Posted on • Originally published at scaledynamix.com

Scaling Webapps: Up vs Out

As your web app starts to grow, there comes the point where current server resources are no longer sufficient. WordPress starts to slow down, there are occasional timeouts, and your marketing team has to limit their campaigns to avoid taking the site offline. At this point, you have a decision to make – scale-up or scale-out.

Scaling up means adding more resources to the existing web server. In most cases, this refers to resizing the VM instance to the next available size. Scaling up is also called verticle scaling.

Scaling up is easy, reasonably painless, and has minimal potential to break your site.

But

There is an upper limit on how much you can scale up. Although you can launch VMs with 128 GB memory and 32 CPUs these days, other bottlenecks show up way before you run out of memory. In other words, doubling the memory doesn’t double the capacity to serve visitors. The server starts to run out of available ports, sockets, and in case of containers, IP addresses as the traffic grows. Scaling up also doesn’t protect you against single-point-of-failure.

On the plus side, scaling up keeps the deployment and ops workflows the same as before and doesn’t introduce any changes.

Scaling out means splitting the traffic across several web servers. Scaling out is also called horizontal scaling.

Scaling out is complex and requires extensive work to get started and to keep the site running smoothly. On the plus side, scaling out provides high-availability and significantly more capacity to serve visitors when done right.

When you consider scaling out your infrastructure, you need a plan for the following areas that aren’t necessary with a single web server:

Replicated file system to share code and media across web servers.

Standalone database server accessible over the network

SSL Termination and load balancing.

Log aggregation.

A deployment strategy with an optional blue-green deployment solution.

So, which scaling method is right for you?

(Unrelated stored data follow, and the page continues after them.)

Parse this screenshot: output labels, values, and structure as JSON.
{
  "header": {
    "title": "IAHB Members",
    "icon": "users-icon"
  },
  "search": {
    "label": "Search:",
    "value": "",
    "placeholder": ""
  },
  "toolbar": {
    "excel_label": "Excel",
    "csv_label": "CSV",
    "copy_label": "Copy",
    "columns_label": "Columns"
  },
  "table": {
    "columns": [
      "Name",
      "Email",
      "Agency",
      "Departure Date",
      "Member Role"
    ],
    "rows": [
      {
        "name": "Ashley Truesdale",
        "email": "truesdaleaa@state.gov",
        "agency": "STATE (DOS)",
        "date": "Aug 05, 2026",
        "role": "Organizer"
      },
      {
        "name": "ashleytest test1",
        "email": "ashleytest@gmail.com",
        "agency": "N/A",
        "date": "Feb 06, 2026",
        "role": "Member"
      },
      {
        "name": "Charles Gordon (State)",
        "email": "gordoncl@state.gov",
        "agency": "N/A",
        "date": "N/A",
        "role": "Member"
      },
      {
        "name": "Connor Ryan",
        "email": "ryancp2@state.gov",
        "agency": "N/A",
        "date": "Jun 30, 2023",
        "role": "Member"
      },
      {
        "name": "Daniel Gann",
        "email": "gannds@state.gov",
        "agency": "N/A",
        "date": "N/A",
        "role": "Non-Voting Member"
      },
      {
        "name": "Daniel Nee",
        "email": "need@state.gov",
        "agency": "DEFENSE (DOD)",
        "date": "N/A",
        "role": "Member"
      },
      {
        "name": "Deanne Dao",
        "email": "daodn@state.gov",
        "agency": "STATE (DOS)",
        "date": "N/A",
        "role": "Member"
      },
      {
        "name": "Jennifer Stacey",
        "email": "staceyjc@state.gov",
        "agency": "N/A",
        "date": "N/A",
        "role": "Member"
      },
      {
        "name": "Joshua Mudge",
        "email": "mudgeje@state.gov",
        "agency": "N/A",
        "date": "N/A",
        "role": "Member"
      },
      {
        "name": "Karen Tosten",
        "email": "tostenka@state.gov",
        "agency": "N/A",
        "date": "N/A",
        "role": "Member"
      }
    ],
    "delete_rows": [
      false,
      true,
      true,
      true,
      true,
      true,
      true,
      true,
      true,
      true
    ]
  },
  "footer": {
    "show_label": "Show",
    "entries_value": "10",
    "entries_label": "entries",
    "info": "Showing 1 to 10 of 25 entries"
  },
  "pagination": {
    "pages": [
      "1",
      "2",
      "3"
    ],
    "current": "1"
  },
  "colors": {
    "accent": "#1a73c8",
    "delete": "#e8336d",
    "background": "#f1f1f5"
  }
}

If you expect the traffic to grow 2x this year, scaling up saves you from the complexity and overhead. All you need is a maintenance window where you can resize your server and adjust server configurations to utilize available resources effectively.

If you expect the traffic to grow 10x this year, investing in scaling out is more effective. It requires careful planning, testing, and migration from the current server to the new cluster. But when done right, scaling out helps you grow an order of magnitude more compared to scaling up.

If you don’t expect the traffic to change but need better availability for your site, consider this:

Daily automated server snapshots in 2 regions and low TTL on your DNS server.

If there is an extended outage, you can spin up a new VM in a different region using the daily snapshot, update the DNS, and get back online without the complexity of high-availability systems.